The challenges of reactive applications
A different application will show how to operate synchronous microservices with imperative coding. For a deeper dive, Niklas has also written Development of Reactive Applications with Quarkus which offers more details.
The term “reactive” is overused and overloaded and describes different aspects, for example reactive programming, reactive systems, reactive manifesto and reactive streams. There are several frameworks which support different functionalities and use other terminologies.
When first beginning, it is not always easy or obvious to figure out the Java counterparts for JavaScript callbacks, promises and observables when you have a JavaScript background. Reactive programming requires a different type of thinking compared to writing imperative code.
In order to understand how to use these functions together, it helps to look at more complete applications with use cases that come closer to what developers need when building enterprise applications to be easily deployed on Kubernetes platforms.

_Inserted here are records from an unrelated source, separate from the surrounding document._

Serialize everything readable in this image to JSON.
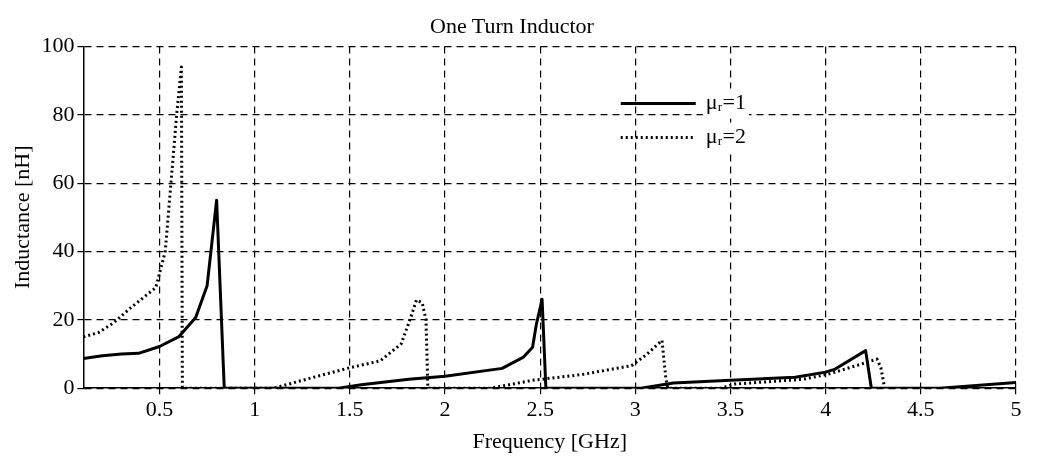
{
  "chart_data": {
    "type": "line",
    "title": "One Turn Inductor",
    "xlabel": "Frequency [GHz]",
    "ylabel": "Inductance [nH]",
    "xlim": [
      0.1,
      5
    ],
    "xticks": [
      0.5,
      1,
      1.5,
      2,
      2.5,
      3,
      3.5,
      4,
      4.5,
      5
    ],
    "ylim": [
      0,
      100
    ],
    "yticks": [
      0,
      20,
      40,
      60,
      80,
      100
    ],
    "grid": true,
    "legend": "top right",
    "marker": "none",
    "series": [
      {
        "name": "μᵣ=1",
        "color": "#000000",
        "line_style": "solid",
        "x": [
          0.1,
          0.2,
          0.3,
          0.39,
          0.5,
          0.6,
          0.69,
          0.75,
          0.8,
          0.84,
          1.44,
          1.56,
          1.81,
          2.0,
          2.3,
          2.41,
          2.46,
          2.48,
          2.51,
          2.53,
          3.03,
          3.2,
          3.5,
          3.84,
          4.0,
          4.05,
          4.21,
          4.24,
          4.6,
          5.0
        ],
        "values": [
          8.7,
          9.5,
          10,
          10.2,
          12.2,
          15,
          20.7,
          30,
          55,
          0,
          0,
          1,
          2.6,
          3.5,
          5.8,
          9,
          12,
          18.7,
          26,
          0,
          0,
          1.5,
          2.3,
          3.2,
          4.7,
          5.6,
          11,
          0,
          0,
          1.7
        ]
      },
      {
        "name": "μᵣ=2",
        "color": "#000000",
        "line_style": "dotted",
        "x": [
          0.1,
          0.18,
          0.26,
          0.35,
          0.48,
          0.53,
          0.56,
          0.59,
          0.615,
          0.62,
          1.1,
          1.31,
          1.5,
          1.66,
          1.77,
          1.82,
          1.85,
          1.88,
          1.9,
          1.91,
          2.24,
          2.46,
          2.72,
          2.98,
          3.06,
          3.14,
          3.16,
          3.17,
          3.45,
          3.52,
          3.88,
          4.02,
          4.16,
          4.27,
          4.29,
          4.31
        ],
        "values": [
          15,
          16.3,
          19.2,
          23.6,
          29.4,
          40,
          60,
          80,
          94,
          0,
          0,
          3.2,
          6,
          8,
          13,
          20.7,
          25.8,
          25,
          20,
          0,
          0,
          2.3,
          4,
          6.6,
          9.9,
          14,
          3,
          0,
          0,
          1.2,
          2.6,
          4.2,
          6.6,
          8.5,
          6,
          0
        ]
      }
    ]
  }
}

A good example proposes a web application which displays links to press/blog articles with their author information in a simple web application. The web application invokes the web-api service; it implements a backend-for-frontend pattern and invokes the articles and author’s service. The articles service stores data in a Postgres database. Messages are sent between the microservices via Kafka. This diagram describes the high level architecture:
Reactive REST Endpoints for higher Efficiency
Another benefit of reactive systems and reactive REST endpoints is efficiency. This scenario describes how to use reactive systems and reactive programming to achieve faster response times. This is especially beneficial in public clouds where costs depend on CPU, RAM and compute durations, and this model saves money.
The project contains the endpoint ‘/articles’ of the web-api service in two different versions, one uses imperative code, the other one reactive code. The reactive stack of this sample provides response times that take less than half of the time compared to the imperative stack:
- Reactive: 793 ms
- Imperative: 1956 ms.
You can deep dive further by reading Efficient Reactive Programming.
Supported Kubernetes Environments
For all components and services, there are scripts that deploy and configure everything. For example, if you have Minikube installed, the setup shouldn’t take longer than 10 minutes.
Cloud:
- IBM Cloud Kubernetes Service
- OpenShift 4.3 on the IBM Cloud
Local:
As this tutorial demonstrates, Quarkus offers many current and future benefits to developers, it breathes new life into Java, and brings an older technology into the future.